Six months ago, Zinobe raised an investment round of US$30 million, a move that tipped them towards expansion, to meet an expectation of growth on the investors’ side.
“There is always pressure in the world of fintech companies when they receive capital from institutional investors. There is interest in reaching other countries because Latin America has a large population and there is a lot of market to attack,” explained Centeo’s CEO.
Alphacredit also mentions other risk factors that companies planning a jump should note in their roadmap, while recognizing that the first year and a half in Colombia was one of gradual growth.
“We had to generate a business model where the funding costs, and how expensive it is once you start exchanging currencies everywhere, would be profitable. We were not willing to enter a market where, only by entering, our positive net income would look negative, just because we were in a transition period.”
As for dLocal, they had to face the challenge of working hand in hand with large industry players, with a greater responsibility and operational impact.
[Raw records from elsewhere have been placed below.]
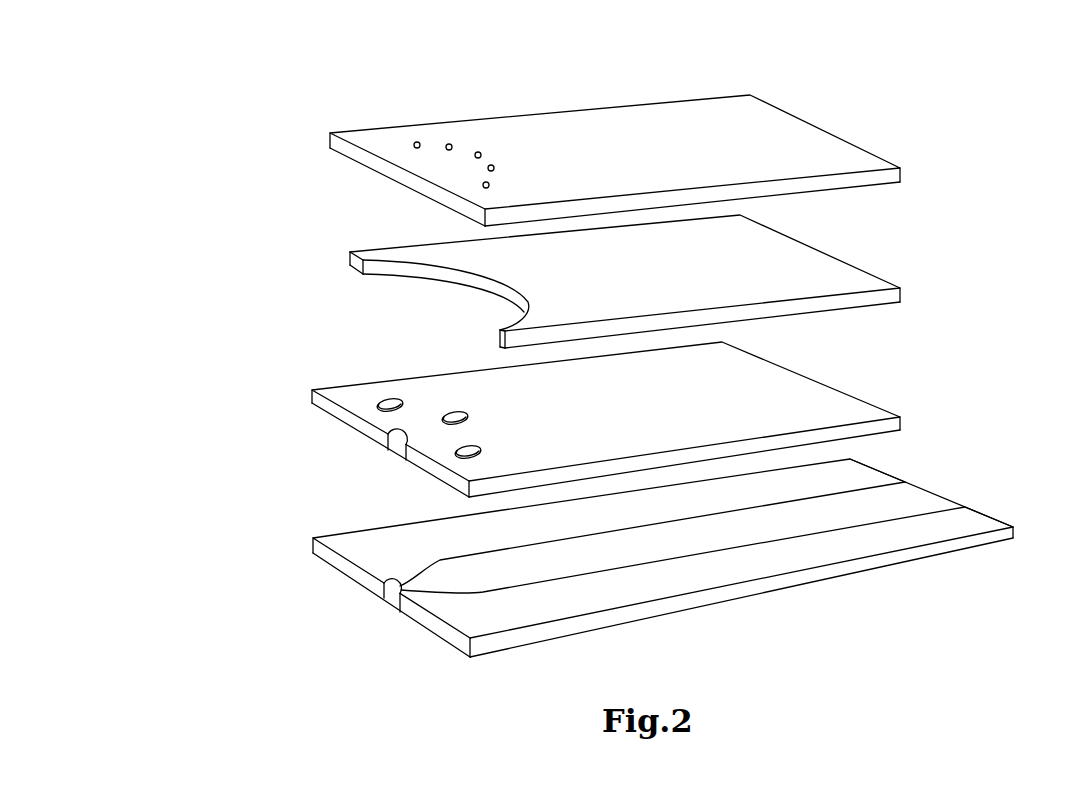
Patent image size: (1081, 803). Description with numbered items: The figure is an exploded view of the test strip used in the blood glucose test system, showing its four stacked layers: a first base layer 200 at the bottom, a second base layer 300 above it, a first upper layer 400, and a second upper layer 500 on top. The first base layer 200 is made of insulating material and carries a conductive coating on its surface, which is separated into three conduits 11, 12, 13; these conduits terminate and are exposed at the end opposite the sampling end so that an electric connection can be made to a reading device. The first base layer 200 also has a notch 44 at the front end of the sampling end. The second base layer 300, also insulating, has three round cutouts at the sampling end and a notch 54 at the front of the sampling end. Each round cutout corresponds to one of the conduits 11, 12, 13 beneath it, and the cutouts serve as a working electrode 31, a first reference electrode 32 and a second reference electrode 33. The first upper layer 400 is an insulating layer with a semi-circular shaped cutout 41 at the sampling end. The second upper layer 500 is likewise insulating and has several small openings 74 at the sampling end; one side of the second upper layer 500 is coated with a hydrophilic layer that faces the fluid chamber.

The second upper layer 500 is at (551, 160).
The small openings 74 is at (486, 181).
The first upper layer 400 is at (551, 281).
The semi-circular shaped cutout 41 is at (485, 293).
The second base layer 300 is at (551, 419).
The working electrode 31 is at (410, 400).
The first reference electrode 32 is at (470, 412).
The second reference electrode 33 is at (490, 448).
The notch 54 is at (392, 453).
The first base layer 200 is at (608, 558).
The conduit 11 is at (872, 463).
The conduit 12 is at (925, 488).
The conduit 13 is at (983, 513).
The notch 44 is at (392, 607).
“What is challenging is to meet all customer expectations because they are becoming more and more demanding. We are working with companies where an error can have a very big impact, especially when the issue is regarding payments,” acknowledged Rodriguez.
However, the executive said that the flexibility and a team specialized in landing in other markets counteract the pitfalls.
“The main message to share is ‘yes we can’. dLocal left Uruguay, which was a small market. There are no geographical barriers,” he said.